Wie das Grundgesetz entstanden ist: Am Anfang war eine Insel in Bayern

Chiemsee, nicht Bonn: Vor 75 Jahren begannen die Beratungen für die Verfassung eines neuen Bundesstaates. Eine kleine Runde prägte das Ergebnis vor.

Verfassungen entstehen nicht aus dem Nichts. Aber auch nicht in großen Versammlungen. Denn die haben den Ruf, sich zu verzetteln und nicht auf den Punkt zu kommen. Verfassungen entstehen in kleinen Runden.

Der Parlamentarische Rat, 61 Männer und vier Frauen, war nicht groß. Aber die geplante Versammlung zur Formulierung des Grundgesetzes war denjenigen, die sich im Sommer vor 75 Jahren die Köpfe zerbrachen, wie eine Verfassungsgebung gelingen könnte, noch nicht klein genug.

Am Ende war zwar Bonn der Ort der Entscheidung, als der Parlamentarische Rat im Mai 1949 das Grundgesetz für die neue Bundesrepublik beschloss. Am Anfang aber stand eine Insel in Bayern. Die Vorentscheidung fiel am Chiemsee, auf der Herreninsel, im dortigen Alten Schloss, im Zimmer mit der Nummer sieben.

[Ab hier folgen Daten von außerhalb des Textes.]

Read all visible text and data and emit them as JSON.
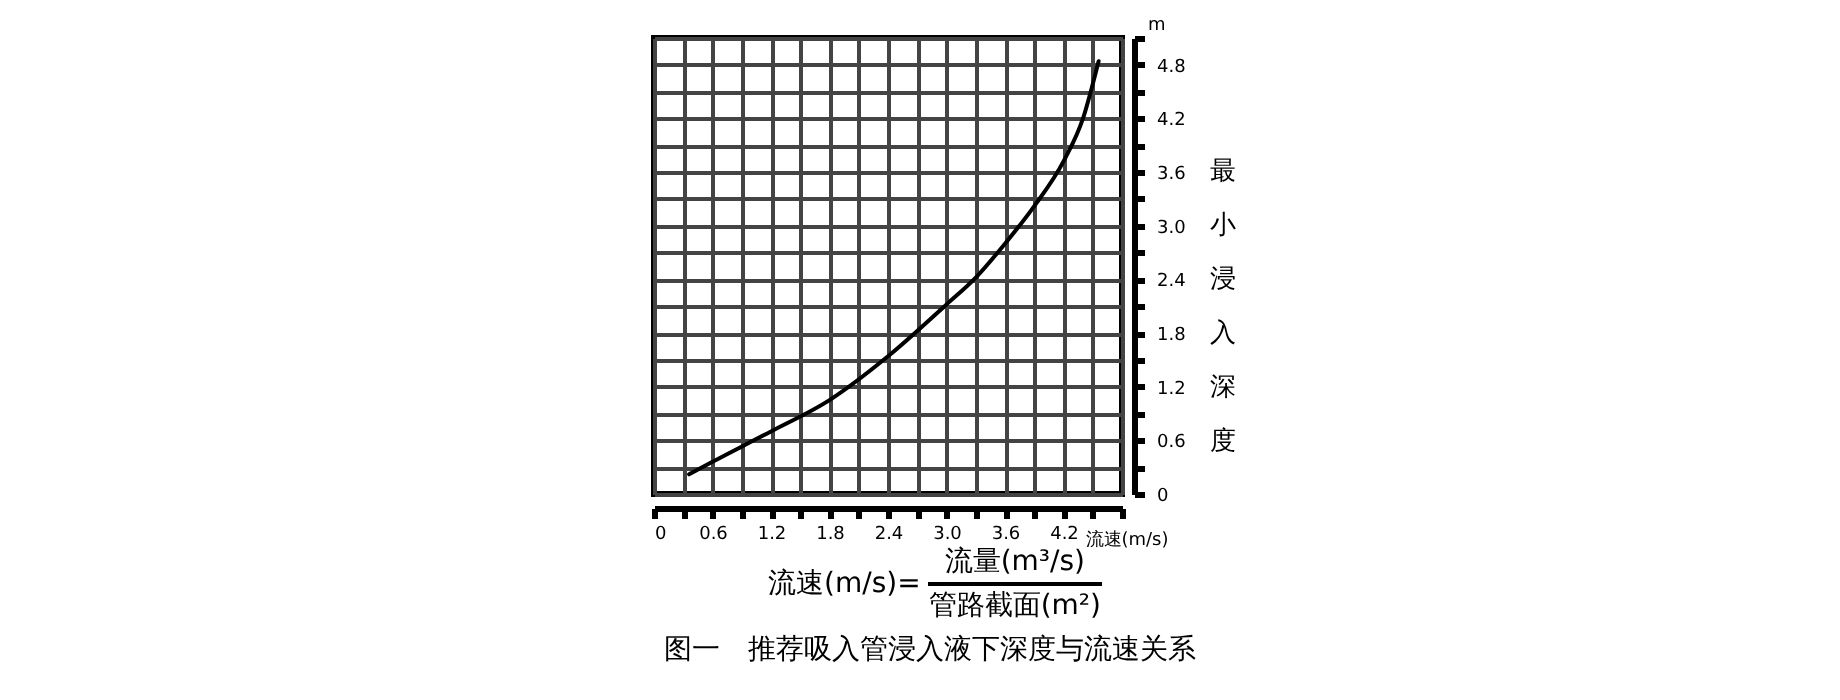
{
  "chart_data": {
    "type": "line",
    "title": "图一　推荐吸入管浸入液下深度与流速关系",
    "xlabel": "流速(m/s)",
    "ylabel": "最小浸入深度",
    "annotations": [
      "m",
      "流速(m/s)=",
      "流量(m³/s)",
      "管路截面(m²)"
    ],
    "x": [
      0.36,
      0.6,
      1.2,
      1.8,
      2.4,
      3.0,
      3.3,
      3.6,
      3.9,
      4.2,
      4.4,
      4.56
    ],
    "series": [
      {
        "color": "#000000",
        "values": [
          0.22,
          0.36,
          0.7,
          1.05,
          1.54,
          2.12,
          2.42,
          2.8,
          3.22,
          3.72,
          4.2,
          4.84
        ]
      }
    ],
    "xlim": [
      0,
      4.8
    ],
    "ylim": [
      0,
      5.1
    ],
    "xticks": [
      0,
      {
        "value": 0.3,
        "label": null
      },
      0.6,
      {
        "value": 0.9,
        "label": null
      },
      1.2,
      {
        "value": 1.5,
        "label": null
      },
      1.8,
      {
        "value": 2.1,
        "label": null
      },
      2.4,
      {
        "value": 2.7,
        "label": null
      },
      {
        "value": 3,
        "label": "3.0"
      },
      {
        "value": 3.3,
        "label": null
      },
      3.6,
      {
        "value": 3.9,
        "label": null
      },
      4.2,
      {
        "value": 4.5,
        "label": null
      },
      {
        "value": 4.8,
        "label": null
      }
    ],
    "yticks": [
      0,
      {
        "value": 0.3,
        "label": null
      },
      0.6,
      {
        "value": 0.9,
        "label": null
      },
      1.2,
      {
        "value": 1.5,
        "label": null
      },
      1.8,
      {
        "value": 2.1,
        "label": null
      },
      2.4,
      {
        "value": 2.7,
        "label": null
      },
      {
        "value": 3,
        "label": "3.0"
      },
      {
        "value": 3.3,
        "label": null
      },
      3.6,
      {
        "value": 3.9,
        "label": null
      },
      4.2,
      {
        "value": 4.5,
        "label": null
      },
      4.8,
      {
        "value": 5.1,
        "label": null
      }
    ],
    "grid": true
  }
}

In sehr kleiner Runde.

Dort begann am 10. August 1948 eine Art Verfassungskonvent im Kleinen, demokratisch nicht gerade direkt legitimiert, aber doch von demokratisch Gewählten beauftragt. Jedes der elf Länder in den von Amerikanern, Briten und Franzosen beherrschten West-Zonen (plus das nicht stimmberechtigte Berlin) hatte Abgesandte benannt, Minister, Beamte, Wissenschaftler.

Aus „Trizonesien“ sollte ein Bundesstaat werden, ein Teilstaat auch, weil die endgültige Spaltung Deutschlands in zwei Staaten im Zeichen des Kalten Krieges zwischen West und Ost schon absehbar war. Den Auftrag, das hinzubekommen, hatten am 1. Juli die Ministerpräsidenten der elf West-Länder von den drei Militärgouverneuren bekommen. Schon zum 1. September sollte eine verfassunggebende Versammlung einberufen sein. In der drohte ein Problem – die Polarisierung zwischen Union und SPD.

Denn die Parteiführer Konrad Adenauer und Kurt Schumacher hatten zwar auch Verfassungsfragen im Sinn (weil die immer auch Machtfragen sind), vor allem aber konkurrierten sie darum, wer die erste Regierung im neuen Staat führen würde. Sie schielten über die Verfassungsgebung hinaus bereits auf die anstehenden Parlamentswahlen. 1949 sollten sie sich einen der heftigsten Wahlkämpfe in der Geschichte der Bundesrepublik liefern.

Eine Kernfrage: Zentral oder föderal?

Verfassungspolitisch trennte sie einiges. Einigermaßen einig aber waren sie sich in einem Punkt: Sie waren – Schumacher eindeutig, Adenauer rheinisch-moderat – politische Zentralisten, auch weil sie als Kanzler möglichst viel Macht haben wollten. Und das hatten die Ministerpräsidenten als Gefahr geortet.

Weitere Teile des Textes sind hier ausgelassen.